Tutaj, na Ziemi, każdy kod kreskowy
pierwiastka, czyli sygnatura świetlna, znajduje się na konkretnym miejscu w widmie kolorów.
Obserwuje się, że im głębiej spojrzymy w kosmos, tym bardziej kod kreskowy
jest przesunięty ku czerwonemu krańcowi widma. Zatem, na przykład, pasek w widmie sodu, na górze, zamiast być w przedziale żółci, będzie przesunięty ku pomarańczowi. Wzór rtęci, następny od góry, będzie wciąż ten sam, lecz każda linia będzie przesunięta bardziej ku czerwieni. Im głębiej patrzymy w kosmos, tym bardziej wzór jest przesunięty ku czerwieni.
Gdy po raz pierwszy zauważono to zjawisko, około roku 1925, uważano, że oznacza to pewien rodzaj efektu Dopplera. Wiemy, co to oznacza, gdy mija nas syrena. Gdy źródło dźwięku nas mija, jego ton się nagle obniża. Dzieje się tak ze względu na oddalanie się syreny i wydłużania się fal dźwiękowych, przez co dźwięk jest niższy. Używając tego pomysłu, uważano, że przesunięcie ku czerwieni światła odległych galaktyk oznacza, iż oddalają się one od nas. Tak zaczęła się idea rozszerzającego się Wszechświata.
Ale począwszy od lat 70-tych aż dotąd, coś zaczęło się nie zgadzać w koncepcji rozszerzającego się Wszechświata. Wyobraźmy sobie, że mamy pojazd jadący z prędkością 50 mil na godzinę. Wówczas, nagle, BEZ prędkości pośredniczącej, przyspiesza on do 55 mil. Potem, znowu, przyspiesza do 60. to przeskakiwanie z jednej prędkości do innej przeczy fizyce, jaką znamy, w kontekście ruchu obiektów. A takie zjawisko zaobserwowano w przypadku pomiarów przesunięcia ku czerwieni zależnie od odległości. Jeżeli przesunięcie światła ku czerwieni wskazuje na rozszerzanie się Wszechświata, powinniśmy się spodziewać gładkiej zmiany prędkości wraz ze spoglądaniem dalej i dalej. Ale to, co widzimy, jest zlepkami pomiarów, pomiędzy którymi są przeskoki.
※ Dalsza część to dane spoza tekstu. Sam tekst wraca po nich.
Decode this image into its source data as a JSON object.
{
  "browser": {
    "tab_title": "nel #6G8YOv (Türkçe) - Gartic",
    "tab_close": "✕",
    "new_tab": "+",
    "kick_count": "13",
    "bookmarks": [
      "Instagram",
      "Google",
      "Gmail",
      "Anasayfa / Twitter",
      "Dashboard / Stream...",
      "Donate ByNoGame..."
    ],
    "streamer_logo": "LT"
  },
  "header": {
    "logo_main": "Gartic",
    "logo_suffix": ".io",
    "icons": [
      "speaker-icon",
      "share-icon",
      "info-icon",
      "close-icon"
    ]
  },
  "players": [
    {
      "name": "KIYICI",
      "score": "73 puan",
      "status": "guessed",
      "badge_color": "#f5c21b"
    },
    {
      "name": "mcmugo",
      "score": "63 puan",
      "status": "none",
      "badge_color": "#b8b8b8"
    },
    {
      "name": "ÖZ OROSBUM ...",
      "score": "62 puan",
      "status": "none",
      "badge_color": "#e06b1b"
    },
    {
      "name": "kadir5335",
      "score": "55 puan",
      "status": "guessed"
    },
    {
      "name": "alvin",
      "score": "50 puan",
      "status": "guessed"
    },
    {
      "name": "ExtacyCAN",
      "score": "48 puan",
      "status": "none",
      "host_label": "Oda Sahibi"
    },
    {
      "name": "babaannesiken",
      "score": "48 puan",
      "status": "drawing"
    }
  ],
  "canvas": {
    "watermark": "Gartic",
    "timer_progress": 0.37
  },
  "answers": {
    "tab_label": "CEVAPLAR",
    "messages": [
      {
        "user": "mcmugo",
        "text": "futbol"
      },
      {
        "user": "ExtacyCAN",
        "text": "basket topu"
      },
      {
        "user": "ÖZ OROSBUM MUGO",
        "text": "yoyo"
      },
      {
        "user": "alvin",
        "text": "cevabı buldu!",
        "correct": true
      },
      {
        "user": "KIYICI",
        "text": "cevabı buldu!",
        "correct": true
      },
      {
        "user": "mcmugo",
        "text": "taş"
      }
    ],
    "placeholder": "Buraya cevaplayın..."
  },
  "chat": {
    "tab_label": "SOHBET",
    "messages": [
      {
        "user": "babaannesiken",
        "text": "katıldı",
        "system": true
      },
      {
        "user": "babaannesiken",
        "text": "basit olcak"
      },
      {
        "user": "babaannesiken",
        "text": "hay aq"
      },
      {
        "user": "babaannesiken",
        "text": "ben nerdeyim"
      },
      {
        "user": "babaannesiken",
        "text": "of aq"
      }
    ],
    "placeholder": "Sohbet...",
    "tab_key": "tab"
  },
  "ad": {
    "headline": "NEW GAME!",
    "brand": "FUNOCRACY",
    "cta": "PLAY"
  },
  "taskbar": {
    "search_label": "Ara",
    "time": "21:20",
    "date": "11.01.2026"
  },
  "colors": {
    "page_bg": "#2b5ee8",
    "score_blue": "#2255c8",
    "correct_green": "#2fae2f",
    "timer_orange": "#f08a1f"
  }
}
Zauważono również, że w centrach gromad galaktyk, gdzie wiadomo, że ruch jest bardzo gwałtowny, ma miejsce rozmazanie
pomiarów, dokładnie tak, jak powinno być w przypadku szybkiego ruchu. Zatem dlaczego rzekomy ruch rzekomej ekspansji Wszechświata nie powoduje tego samego? Rozszerza się w skokach?
Oraz dlaczego, w najdalszych znanych zakątkach Wszechświata, przesunięcie ku czerwieni wychodzi nagle poza wszelkie spodziewane skale? W prasie i czasopismach czytamy, że Wszechświat na swoich krańcach rozszerza się nawet szybciej. Pisze się tak, gdyż próbuje się znaleźć sens w tych pomiarach ogromnego przesunięcia ku czerwieni.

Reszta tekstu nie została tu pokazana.